Most people would have panicked; he looked resolved. “Then I’ve got that long to get you out of here. You’re going to be . . . the final girl . . . if it kills me.” He reclaimed his sword.

“By definition that means you do get killed.”

“You know . . . what I mean.”

He was about to lose the use of his body, and she couldn’t protect him. She had no pouches. No abilities. No ally to save the day.

Another mace struck, missing them by inches. “Rök, they are steering us.”

“To where?”

A horse’s shriek sounded from the direction of those doors.

Eyes looking black from the toxin, Rök said, “If they want us to go to there .  . . then we head back. Do not go through those doors!”

She nodded, and they reversed course.

A snarling mass of foes blocked their way. The killer clown and the healed camp slasher had materialized. The fiend with the razor gloves and Jack O’Lantern too. Aliens and gremlins emerged from the hedge walls. Annelise and the other dolls balanced atop thorny limbs.

“We’ve gotta break through them.” Rök swiped his eyes. “Stay right behind me.”

“You can’t fight them all!”

He chucked her under the chin. “When I said I’d take on hell for you . . . I meant it.” He faced the visitors with his horns sharpened and fangs bared. Raising his sword, he roared until the hedges trembled.

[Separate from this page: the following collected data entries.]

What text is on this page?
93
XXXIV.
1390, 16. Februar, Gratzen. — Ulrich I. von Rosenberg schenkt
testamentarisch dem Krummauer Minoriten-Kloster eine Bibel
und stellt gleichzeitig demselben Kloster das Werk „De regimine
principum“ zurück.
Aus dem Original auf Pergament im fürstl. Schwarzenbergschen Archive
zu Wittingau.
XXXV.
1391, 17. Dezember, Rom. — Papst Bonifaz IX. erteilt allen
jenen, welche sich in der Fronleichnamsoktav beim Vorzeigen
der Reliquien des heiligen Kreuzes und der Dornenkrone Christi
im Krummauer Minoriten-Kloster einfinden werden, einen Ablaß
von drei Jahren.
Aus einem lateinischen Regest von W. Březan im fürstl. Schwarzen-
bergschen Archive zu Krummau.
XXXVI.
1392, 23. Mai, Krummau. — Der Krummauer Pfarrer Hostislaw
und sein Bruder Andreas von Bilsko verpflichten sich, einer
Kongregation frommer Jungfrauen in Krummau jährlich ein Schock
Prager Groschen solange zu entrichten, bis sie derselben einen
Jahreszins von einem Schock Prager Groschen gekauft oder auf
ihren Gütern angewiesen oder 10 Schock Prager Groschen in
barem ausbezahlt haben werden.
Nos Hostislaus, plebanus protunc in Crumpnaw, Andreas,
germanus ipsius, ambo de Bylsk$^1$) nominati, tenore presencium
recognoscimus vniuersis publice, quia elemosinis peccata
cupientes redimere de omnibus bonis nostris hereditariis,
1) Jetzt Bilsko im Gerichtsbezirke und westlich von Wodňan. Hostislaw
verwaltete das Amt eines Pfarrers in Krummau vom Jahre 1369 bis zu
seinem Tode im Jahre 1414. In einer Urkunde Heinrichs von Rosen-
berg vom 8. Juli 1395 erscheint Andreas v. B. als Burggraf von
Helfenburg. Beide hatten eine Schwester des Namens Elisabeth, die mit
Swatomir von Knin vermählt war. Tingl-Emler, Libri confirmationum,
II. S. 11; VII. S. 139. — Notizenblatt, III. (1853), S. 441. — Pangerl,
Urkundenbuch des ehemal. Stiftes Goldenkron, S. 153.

He couldn’t trace; he had no smoke. And still he charged. . . .

Sword and weapons clashed. Parries and blocks. Muscles slashed, skin flayed.

He would slice one foe with his sword while mauling another with his claws. Fire and ice.

Poppy held her breath as he fought, kept digging into her satchel from habit. A bystander at her own battle, she could do nothing but silently urge him on and flinch with each hit he sustained.

He’d “killed” most of them at least once. Though he’d dispatched five aliens, seven regrouped. And the toxin seemed to prevent him from accessing his demonic self. Which meant the battle was a losing one.

Then came the coup de grâce, the strike that ended all hope of victory: one wave of a blank-eyed doll’s arm.

Poppy’s and Rök’s bodies left the ground once more.